Inspired by a Provençal tuna dish, albacore works just as well. This is an ideal dish for New Year’s, what with all the bringers of prosperity in the green leaves & fish. Saffron is optional, but brings a unique flavor. I personally enjoy serving the lettuce as a side dish, cut into thin strips, but this is also optional.
- 1 ½ pounds albacore steaks (the thicker, the better)
- 4 anchovy fillets (rinse, and slice into ¼ in portions) (optional)
- 2 tablespoons olive oil (extra virgin)
- 1 large onion, (cut in half, lengthwise, and thinly slice across grain)
- 4 garlic cloves (minced)
- 114-ounce can tomatoes (chopped/diced)
- Pinch of saffron (optional)
- Salt and freshly ground pepper to taste
- 2 heads soft green lettuce (green oak leaf or bibb suit) (separate leaves and wash)
- 1 large or 2 small lemons, (very thinly sliced)
- ¾ cup dry white wine
Nutritional analysis per serving (4 servings):
320 calories; 44 grams protein; 1 gram saturated fat; 0 grams trans fat; 5 grams monounsaturated fat; 8 grams fat; 1 gram polyunsaturated fat; 12 grams carbohydrates; 4 grams dietary fiber; 5 grams sugars; 66 milligrams cholesterol; 1018 milligrams sodium
The information shown is only an estimate based on the available ingredients and specified preparation. This should not take the place of a professional nutritionist’s advice.
- Preheat oven to 400. using the tip of a paring knife, make small slits in the steaks and slide your anchovy pieces inside. Season with salt & pepper according to preference, and set aside. To determine the roasting time, measure the thickness of the tuna steaks.
- In a large heavy skillet or saucepan, heat up 1 tablespoon of olive oil on a medium heat – then add the onions. Cook, stirring frequently, until tender (approx. 5 minutes). Add the garlic and stir until fragrant, roughly 30-60 seconds, before adding the tomatoes, salt & pepper, and saffron if desired – stir. Bring to a simmer & cook, stirring frequently, until the tomatoes smell fragrant & have cooked down somewhat, approx. 10 minutes. Taste, and adjust seasoning if required.
- Over high heat, heat up a large heavy ovenproof casserole dish, and add the last tablespoon of olive oil. Season both sides of your steaks with salt & pepper, and sear each side for 30 seconds (ensure the pot is hot, or they will stick when they’re added). Move steaks to a plate. Add half the tomato sauce and stir, scraping the bottom of the pan in order to deglaze. Remove from heat.
- Take half your lettuce leaves and arrange over the tomato sauce. Place steaks on top of lettuce leaves in a single layer. Cover with lemon slices before spooning on the remaining tomato sauce. If you have more slices of lemon left, arrange over the tomato sauce before topping with the last of the lettuce leaves. Pour the wine into the pot.
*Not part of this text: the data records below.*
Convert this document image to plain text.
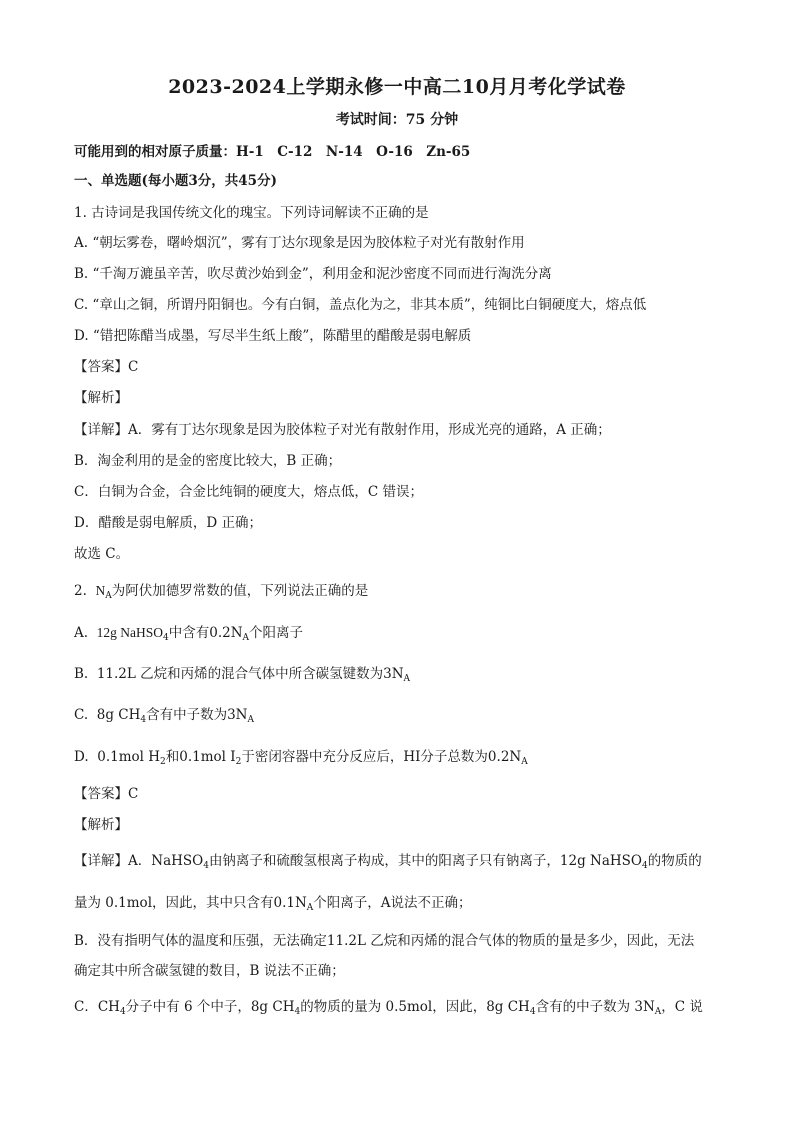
2023-2024上学期永修一中高二10月月考化学试卷
考试时间：75 分钟
可能用到的相对原子质量：H-1　C-12　N-14　O-16　Zn-65
一、单选题(每小题3分，共45分)
1. 古诗词是我国传统文化的瑰宝。下列诗词解读不正确的是
A. “朝坛雾卷，曙岭烟沉”，雾有丁达尔现象是因为胶体粒子对光有散射作用
B. “千淘万漉虽辛苦，吹尽黄沙始到金”，利用金和泥沙密度不同而进行淘洗分离
C. “章山之铜，所谓丹阳铜也。今有白铜，盖点化为之，非其本质”，纯铜比白铜硬度大，熔点低
D. “错把陈醋当成墨，写尽半生纸上酸”，陈醋里的醋酸是弱电解质
【答案】C
【解析】
【详解】A．雾有丁达尔现象是因为胶体粒子对光有散射作用，形成光亮的通路，A 正确；
B．淘金利用的是金的密度比较大，B 正确；
C．白铜为合金，合金比纯铜的硬度大，熔点低，C 错误；
D．醋酸是弱电解质，D 正确；
故选 C。
2. $N_A$为阿伏加德罗常数的值，下列说法正确的是
A. 12g NaHSO$_4$中含有$0.2N_A$个阳离子
B. 11.2L 乙烷和丙烯的混合气体中所含碳氢键数为$3N_A$
C. 8g $CH_4$含有中子数为$3N_A$
D. 0.1mol $H_2$和0.1mol $I_2$于密闭容器中充分反应后，HI分子总数为$0.2N_A$
【答案】C
【解析】
【详解】A．NaHSO$_4$由钠离子和硫酸氢根离子构成，其中的阳离子只有钠离子，12g NaHSO$_4$的物质的
量为 0.1mol，因此，其中只含有$0.1N_A$个阳离子，A说法不正确；
B．没有指明气体的温度和压强，无法确定11.2L 乙烷和丙烯的混合气体的物质的量是多少，因此，无法
确定其中所含碳氢键的数目，B 说法不正确；
C．$CH_4$分子中有 6 个中子，8g $CH_4$的物质的量为 0.5mol，因此，8g $CH_4$含有的中子数为 $3N_A$，C 说
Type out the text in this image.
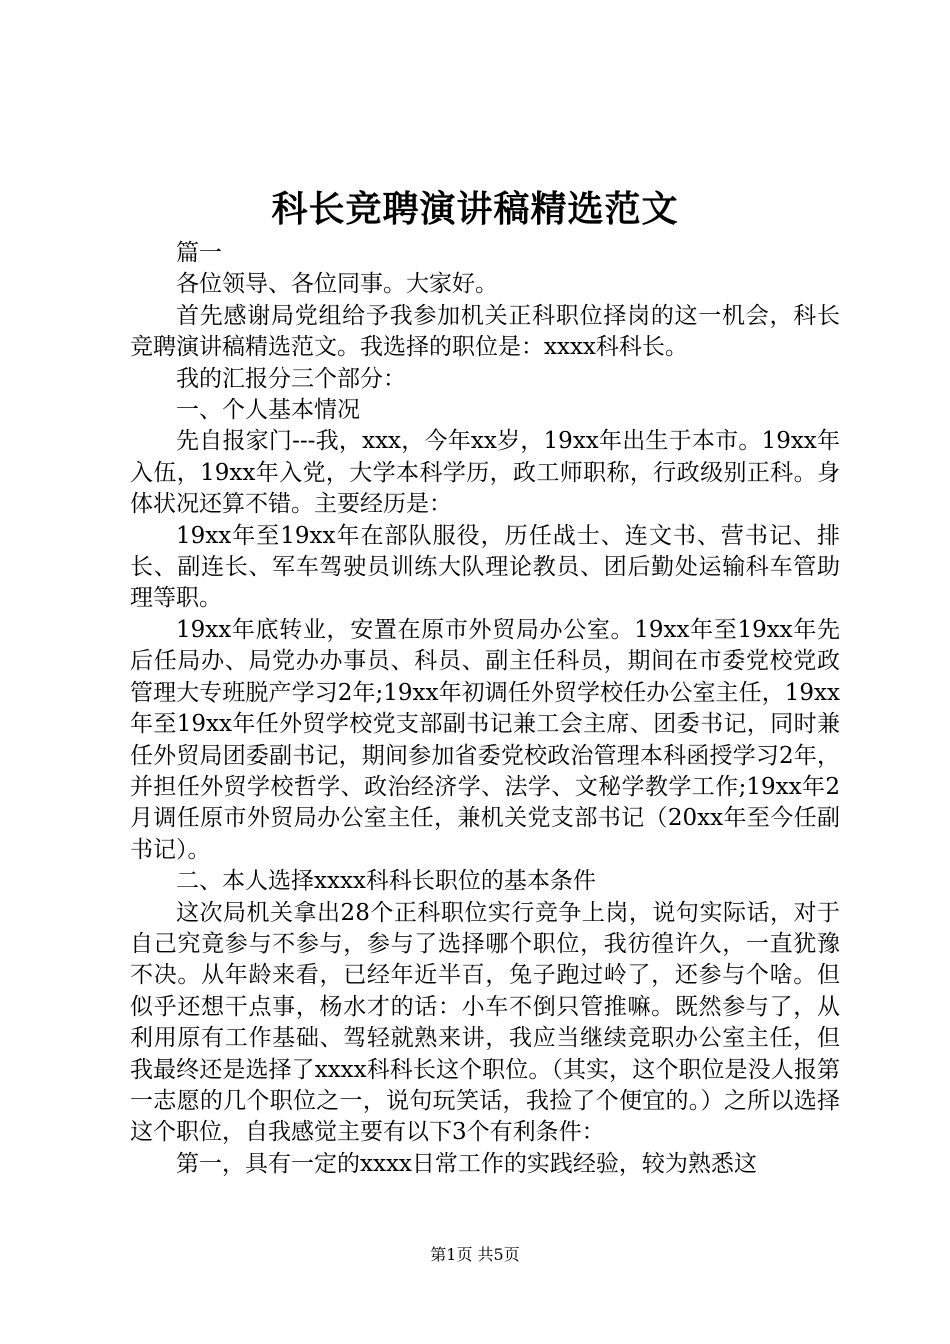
科长竞聘演讲稿精选范文

篇一

各位领导、各位同事。大家好。

首先感谢局党组给予我参加机关正科职位择岗的这一机会，科长竞聘演讲稿精选范文。我选择的职位是：xxxx科科长。

我的汇报分三个部分：

一、个人基本情况

先自报家门---我，xxx，今年xx岁，19xx年出生于本市。19xx年入伍，19xx年入党，大学本科学历，政工师职称，行政级别正科。身体状况还算不错。主要经历是：

19xx年至19xx年在部队服役，历任战士、连文书、营书记、排长、副连长、军车驾驶员训练大队理论教员、团后勤处运输科车管助理等职。

19xx年底转业，安置在原市外贸局办公室。19xx年至19xx年先后任局办、局党办办事员、科员、副主任科员，期间在市委党校党政管理大专班脱产学习2年;19xx年初调任外贸学校任办公室主任，19xx年至19xx年任外贸学校党支部副书记兼工会主席、团委书记，同时兼任外贸局团委副书记，期间参加省委党校政治管理本科函授学习2年，并担任外贸学校哲学、政治经济学、法学、文秘学教学工作;19xx年2月调任原市外贸局办公室主任，兼机关党支部书记（20xx年至今任副书记）。

二、本人选择xxxx科科长职位的基本条件

这次局机关拿出28个正科职位实行竞争上岗，说句实际话，对于自己究竟参与不参与，参与了选择哪个职位，我彷徨许久，一直犹豫不决。从年龄来看，已经年近半百，兔子跑过岭了，还参与个啥。但似乎还想干点事，杨水才的话：小车不倒只管推嘛。既然参与了，从利用原有工作基础、驾轻就熟来讲，我应当继续竞职办公室主任，但我最终还是选择了xxxx科科长这个职位。（其实，这个职位是没人报第一志愿的几个职位之一，说句玩笑话，我捡了个便宜的。）之所以选择这个职位，自我感觉主要有以下3个有利条件：

第一，具有一定的xxxx日常工作的实践经验，较为熟悉这

第1页 共5页
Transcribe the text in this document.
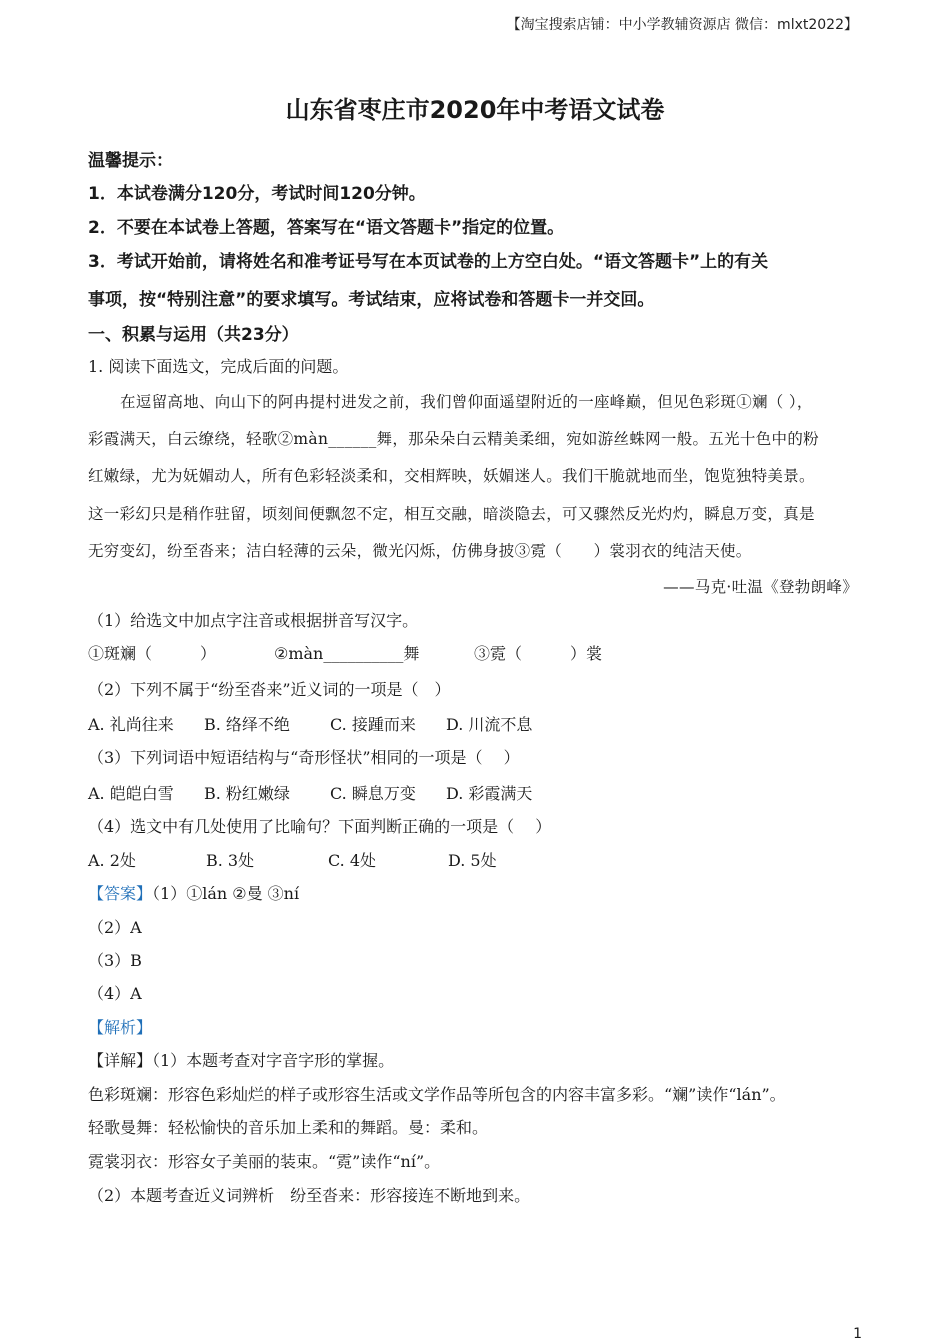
【淘宝搜索店铺：中小学教辅资源店 微信：mlxt2022】
山东省枣庄市2020年中考语文试卷
温馨提示：
1．本试卷满分120分，考试时间120分钟。
2．不要在本试卷上答题，答案写在“语文答题卡”指定的位置。
3．考试开始前，请将姓名和准考证号写在本页试卷的上方空白处。“语文答题卡”上的有关
事项，按“特别注意”的要求填写。考试结束，应将试卷和答题卡一并交回。
一、积累与运用（共23分）
1. 阅读下面选文，完成后面的问题。
在逗留高地、向山下的阿冉提村进发之前，我们曾仰面遥望附近的一座峰巅，但见色彩斑①斓（ ），
彩霞满天，白云缭绕，轻歌②màn______舞，那朵朵白云精美柔细，宛如游丝蛛网一般。五光十色中的粉
红嫩绿，尤为妩媚动人，所有色彩轻淡柔和，交相辉映，妖媚迷人。我们干脆就地而坐，饱览独特美景。
这一彩幻只是稍作驻留，顷刻间便飘忽不定，相互交融，暗淡隐去，可又骤然反光灼灼，瞬息万变，真是
无穷变幻，纷至沓来；洁白轻薄的云朵，微光闪烁，仿佛身披③霓（　　）裳羽衣的纯洁天使。
——马克·吐温《登勃朗峰》
（1）给选文中加点字注音或根据拼音写汉字。
①斑斓（　　　）	②màn__________舞	③霓（　　　）裳
（2）下列不属于“纷至沓来”近义词的一项是（　）
A. 礼尚往来 B. 络绎不绝	C. 接踵而来 D. 川流不息
（3）下列词语中短语结构与“奇形怪状”相同的一项是（　 ）
A. 皑皑白雪 B. 粉红嫩绿	C. 瞬息万变 D. 彩霞满天
（4）选文中有几处使用了比喻句？下面判断正确的一项是（　 ）
A. 2处	B. 3处	C. 4处	D. 5处
【答案】（1）①lán ②曼 ③ní
（2）A
（3）B
（4）A
【解析】
【详解】（1）本题考查对字音字形的掌握。
色彩斑斓：形容色彩灿烂的样子或形容生活或文学作品等所包含的内容丰富多彩。“斓”读作“lán”。
轻歌曼舞：轻松愉快的音乐加上柔和的舞蹈。曼：柔和。
霓裳羽衣：形容女子美丽的装束。“霓”读作“ní”。
（2）本题考查近义词辨析　纷至沓来：形容接连不断地到来。
1
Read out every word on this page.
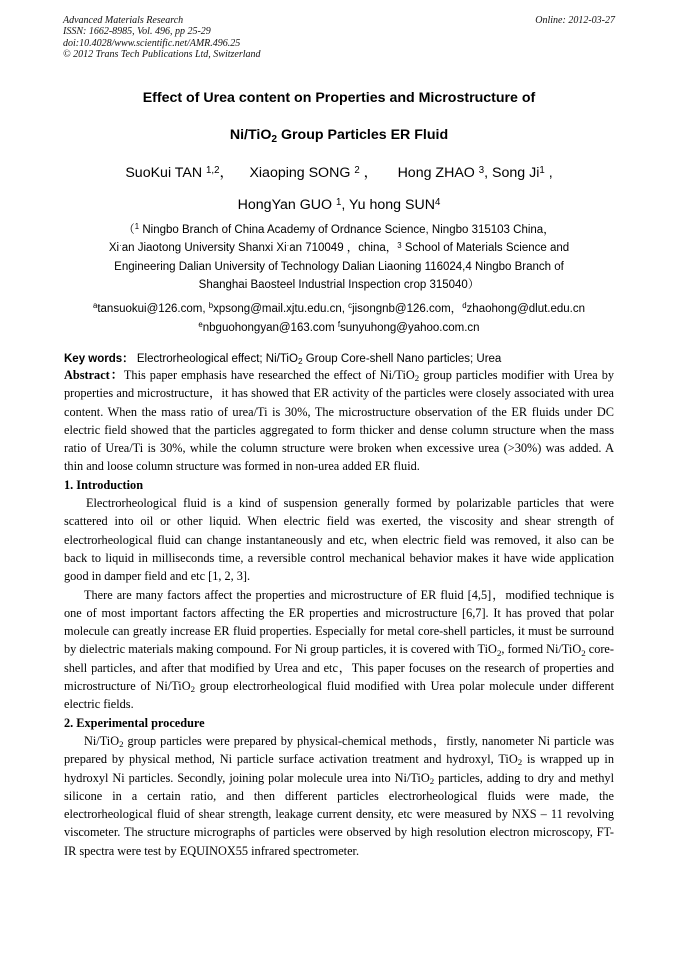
Advanced Materials Research
ISSN: 1662-8985, Vol. 496, pp 25-29
doi:10.4028/www.scientific.net/AMR.496.25
© 2012 Trans Tech Publications Ltd, Switzerland
Online: 2012-03-27
Effect of Urea content on Properties and Microstructure of
Ni/TiO$_2$ Group Particles ER Fluid
SuoKui TAN $^{1,2}$， Xiaoping SONG $^2$ ， Hong ZHAO $^3$, Song Ji$^1$ ,
HongYan GUO $^1$, Yu hong SUN$^4$
（$^1$ Ningbo Branch of China Academy of Ordnance Science, Ningbo 315103 China，
Xi·an Jiaotong University Shanxi Xi·an 710049 ，china，$^3$ School of Materials Science and
Engineering Dalian University of Technology Dalian Liaoning 116024,4 Ningbo Branch of
Shanghai Baosteel Industrial Inspection crop 315040）
$^a$tansuokui@126.com, $^b$xpsong@mail.xjtu.edu.cn, $^c$jisongnb@126.com，$^d$zhaohong@dlut.edu.cn
$^e$nbguohongyan@163.com $^f$sunyuhong@yahoo.com.cn
Key words： Electrorheological effect; Ni/TiO$_2$ Group Core-shell Nano particles; Urea

Abstract：This paper emphasis have researched the effect of Ni/TiO$_2$ group particles modifier with Urea by properties and microstructure，it has showed that ER activity of the particles were closely associated with urea content. When the mass ratio of urea/Ti is 30%, The microstructure observation of the ER fluids under DC electric field showed that the particles aggregated to form thicker and dense column structure when the mass ratio of Urea/Ti is 30%, while the column structure were broken when excessive urea (>30%) was added. A thin and loose column structure was formed in non-urea added ER fluid.

1. Introduction

Electrorheological fluid is a kind of suspension generally formed by polarizable particles that were scattered into oil or other liquid. When electric field was exerted, the viscosity and shear strength of electrorheological fluid can change instantaneously and etc, when electric field was removed, it also can be back to liquid in milliseconds time, a reversible control mechanical behavior makes it have wide application good in damper field and etc [1, 2, 3].

There are many factors affect the properties and microstructure of ER fluid [4,5]，modified technique is one of most important factors affecting the ER properties and microstructure [6,7]. It has proved that polar molecule can greatly increase ER fluid properties. Especially for metal core-shell particles, it must be surround by dielectric materials making compound. For Ni group particles, it is covered with TiO$_2$, formed Ni/TiO$_2$ core-shell particles, and after that modified by Urea and etc，This paper focuses on the research of properties and microstructure of Ni/TiO$_2$ group electrorheological fluid modified with Urea polar molecule under different electric fields.

2. Experimental procedure

Ni/TiO$_2$ group particles were prepared by physical-chemical methods，firstly, nanometer Ni particle was prepared by physical method, Ni particle surface activation treatment and hydroxyl, TiO$_2$ is wrapped up in hydroxyl Ni particles. Secondly, joining polar molecule urea into Ni/TiO$_2$ particles, adding to dry and methyl silicone in a certain ratio, and then different particles electrorheological fluids were made, the electrorheological fluid of shear strength, leakage current density, etc were measured by NXS – 11 revolving viscometer. The structure micrographs of particles were observed by high resolution electron microscopy, FT-IR spectra were test by EQUINOX55 infrared spectrometer.
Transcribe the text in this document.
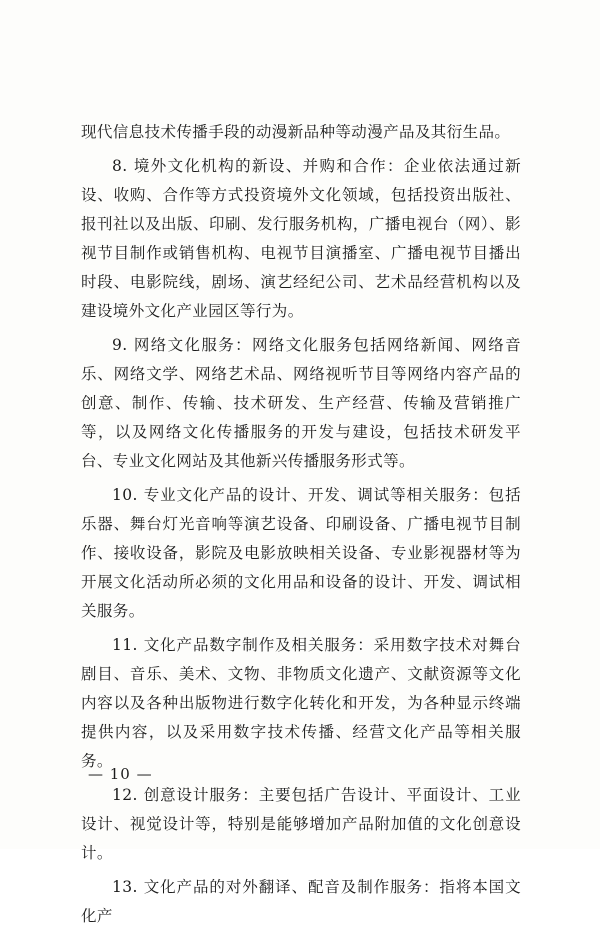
现代信息技术传播手段的动漫新品种等动漫产品及其衍生品。

8. 境外文化机构的新设、并购和合作：企业依法通过新设、收购、合作等方式投资境外文化领域，包括投资出版社、报刊社以及出版、印刷、发行服务机构，广播电视台（网）、影视节目制作或销售机构、电视节目演播室、广播电视节目播出时段、电影院线，剧场、演艺经纪公司、艺术品经营机构以及建设境外文化产业园区等行为。

9. 网络文化服务：网络文化服务包括网络新闻、网络音乐、网络文学、网络艺术品、网络视听节目等网络内容产品的创意、制作、传输、技术研发、生产经营、传输及营销推广等，以及网络文化传播服务的开发与建设，包括技术研发平台、专业文化网站及其他新兴传播服务形式等。

10. 专业文化产品的设计、开发、调试等相关服务：包括乐器、舞台灯光音响等演艺设备、印刷设备、广播电视节目制作、接收设备，影院及电影放映相关设备、专业影视器材等为开展文化活动所必须的文化用品和设备的设计、开发、调试相关服务。

11. 文化产品数字制作及相关服务：采用数字技术对舞台剧目、音乐、美术、文物、非物质文化遗产、文献资源等文化内容以及各种出版物进行数字化转化和开发，为各种显示终端提供内容，以及采用数字技术传播、经营文化产品等相关服务。

12. 创意设计服务：主要包括广告设计、平面设计、工业设计、视觉设计等，特别是能够增加产品附加值的文化创意设计。

13. 文化产品的对外翻译、配音及制作服务：指将本国文化产

— 10 —
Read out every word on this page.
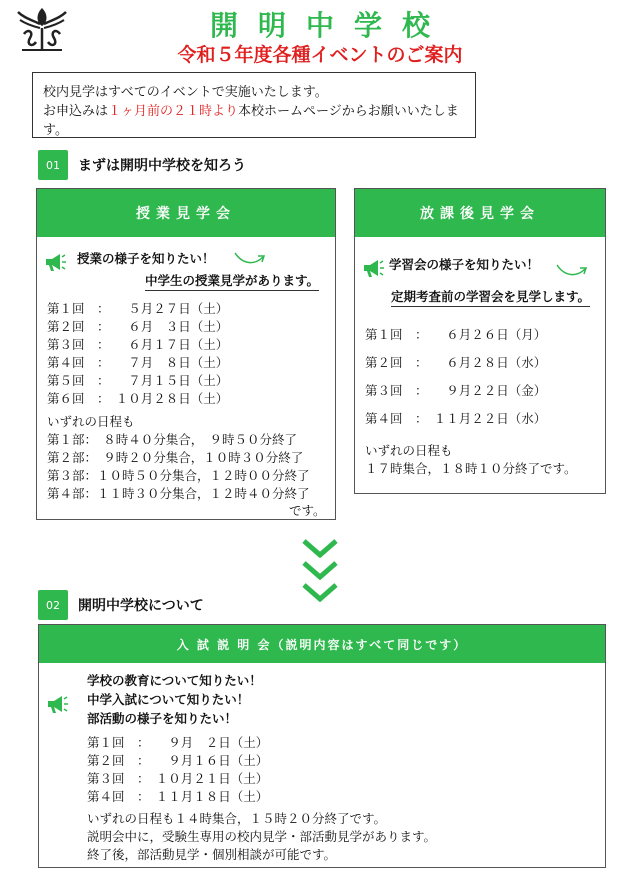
開明中学校
令和５年度各種イベントのご案内
校内見学はすべてのイベントで実施いたします。
お申込みは１ヶ月前の２１時より本校ホームページからお願いいたします。
01	まずは開明中学校を知ろう
授業見学会
授業の様子を知りたい！
中学生の授業見学があります。
第１回　：　　５月２７日（土）
第２回　：　　６月　３日（土）
第３回　：　　６月１７日（土）
第４回　：　　７月　８日（土）
第５回　：　　７月１５日（土）
第６回　：　１０月２８日（土）
いずれの日程も
第１部：　８時４０分集合，　９時５０分終了
第２部：　９時２０分集合，１０時３０分終了
第３部：１０時５０分集合，１２時００分終了
第４部：１１時３０分集合，１２時４０分終了
です。
放課後見学会
学習会の様子を知りたい！
定期考査前の学習会を見学します。
第１回　：　　６月２６日（月）
第２回　：　　６月２８日（水）
第３回　：　　９月２２日（金）
第４回　：　１１月２２日（水）
いずれの日程も
１７時集合，１８時１０分終了です。
02	開明中学校について
入 試 説 明 会（説明内容はすべて同じです）
学校の教育について知りたい！
中学入試について知りたい！
部活動の様子を知りたい！
第１回　：　　９月　２日（土）
第２回　：　　９月１６日（土）
第３回　：　１０月２１日（土）
第４回　：　１１月１８日（土）
いずれの日程も１４時集合，１５時２０分終了です。
説明会中に，受験生専用の校内見学・部活動見学があります。
終了後，部活動見学・個別相談が可能です。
- Cover securely and put in the oven. For 1 ½ in steaks, bake for 15 min, 2 in steaks for 20 min.
- To plate up, take off lettuce and place on a cutting board, slicing into thin strips. Move steaks to a warm platter, and remove lemon slices (they can be discarded). Over a high heat, bring the sauce to a simmer and reduce for roughly 5 minutes. Stir, and spoon onto the tuna. Finally, garnish with the lettuce or serve separately – it can also be discarded if preferred. The steaks can be sliced across the grain, and served hot!
- Prepare in advance: The tomato & onion sauce can be prepped several hours in advance.